Why According to some Turntable extremists Pitch Control and Direct Drive is Sacrilege?


Why shouldnt perfect direct drive speed and pitch control be part of an Audiophile turntable system.  Not having pitch control is like missing a stereo mono switch.
Every high end turntable should have pitch control. 
vinny55
'extremists' answers your own question. I usually cross to the other side of the street.




In 70x the best most talented engineers worked in analog electronic industry.
Today best engineers work in Hi-Tech. Most of modern audio engineers are morons.
Modern main stream hi-end went far away from live music sound to virtual synthetic sound that doesn’t exist in real live. 

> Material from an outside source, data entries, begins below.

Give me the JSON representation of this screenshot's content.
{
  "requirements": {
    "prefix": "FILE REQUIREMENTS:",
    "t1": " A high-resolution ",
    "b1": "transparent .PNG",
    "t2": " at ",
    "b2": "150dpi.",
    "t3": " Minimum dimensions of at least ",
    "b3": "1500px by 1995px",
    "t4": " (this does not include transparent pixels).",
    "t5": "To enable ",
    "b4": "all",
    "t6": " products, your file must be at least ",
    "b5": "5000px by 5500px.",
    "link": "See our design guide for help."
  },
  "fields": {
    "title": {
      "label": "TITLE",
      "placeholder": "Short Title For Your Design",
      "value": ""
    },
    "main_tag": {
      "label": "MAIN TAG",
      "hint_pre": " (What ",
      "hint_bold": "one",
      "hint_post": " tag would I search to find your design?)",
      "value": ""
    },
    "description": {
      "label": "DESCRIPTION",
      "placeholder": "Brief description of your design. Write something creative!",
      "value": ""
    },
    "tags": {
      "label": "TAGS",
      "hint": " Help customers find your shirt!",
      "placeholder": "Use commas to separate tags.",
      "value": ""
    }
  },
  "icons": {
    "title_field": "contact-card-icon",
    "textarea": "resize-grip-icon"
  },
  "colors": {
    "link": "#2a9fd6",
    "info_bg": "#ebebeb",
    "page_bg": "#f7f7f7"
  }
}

Dual solved the "direct drive" problems back in 1975 with the 701, just as Harry Pearson was "finding" it in the Technics turntables at the time.
@lewm wrote:

" I would point out that the modern trend in the most advanced belt-drive designs is to have an outboard motor controller. A subset of those devices incorporate a feedback mechanism that transmits platter speed errors back to the controller which then sends a message to the motor to correct the error. In addition, we have the recent outboard devices, like the Phoenix Engineering pieces, that set up a feedback mechanism for platter speed control and can be added to even older belt-driven or idler-drive turntables to improve speed stability. So, it hardly seems logical to disparage direct-drive turntables for incorporating a quartz-locked feedback mechanism that makes speed corrections. (Does Fremer realize this?)"

I’m afraid you don’t really know what your’e writing about. The Eagle-Roadrunner combo, which I use, takes a measure of speed, and therefore corrections to a 20 pound platter, about once every three revolutions. It takes several more revolutions for the correction(s) to have full effect.  A very smooth process.  This is very different than the continuous and instantaneous micro corrections made to a relatively light DD platter. As I wrote above, it is possible to design even a direct drive with corrections to avoid the the discernible micro corrections and sound good; it has been done for generations. And yes, Fremer realizes this!

And it is also very possible that some people cannot hear the differences. It happens all the time in audio.
Fremer is a salesmen, he is not an engineer.

For most of audiophiles "DD sound" associated with Technics 1200.
One friend of mine who had tens of vintage DD, ID and BD turntables in his home called Technics 1200 the worst DD turntable ever made.
"Digital" sound of some DD turntables came from "cogging effect" of multi-pole core electrical engines but not from speed adjustment. Coreless motor DD with descent speed controller and light platter sounds very "analog".
Belt drive lover have to knew that vinyl lacquer cutting for vinyl is done on DD turntable.
So guys, in any case you listen hated DD.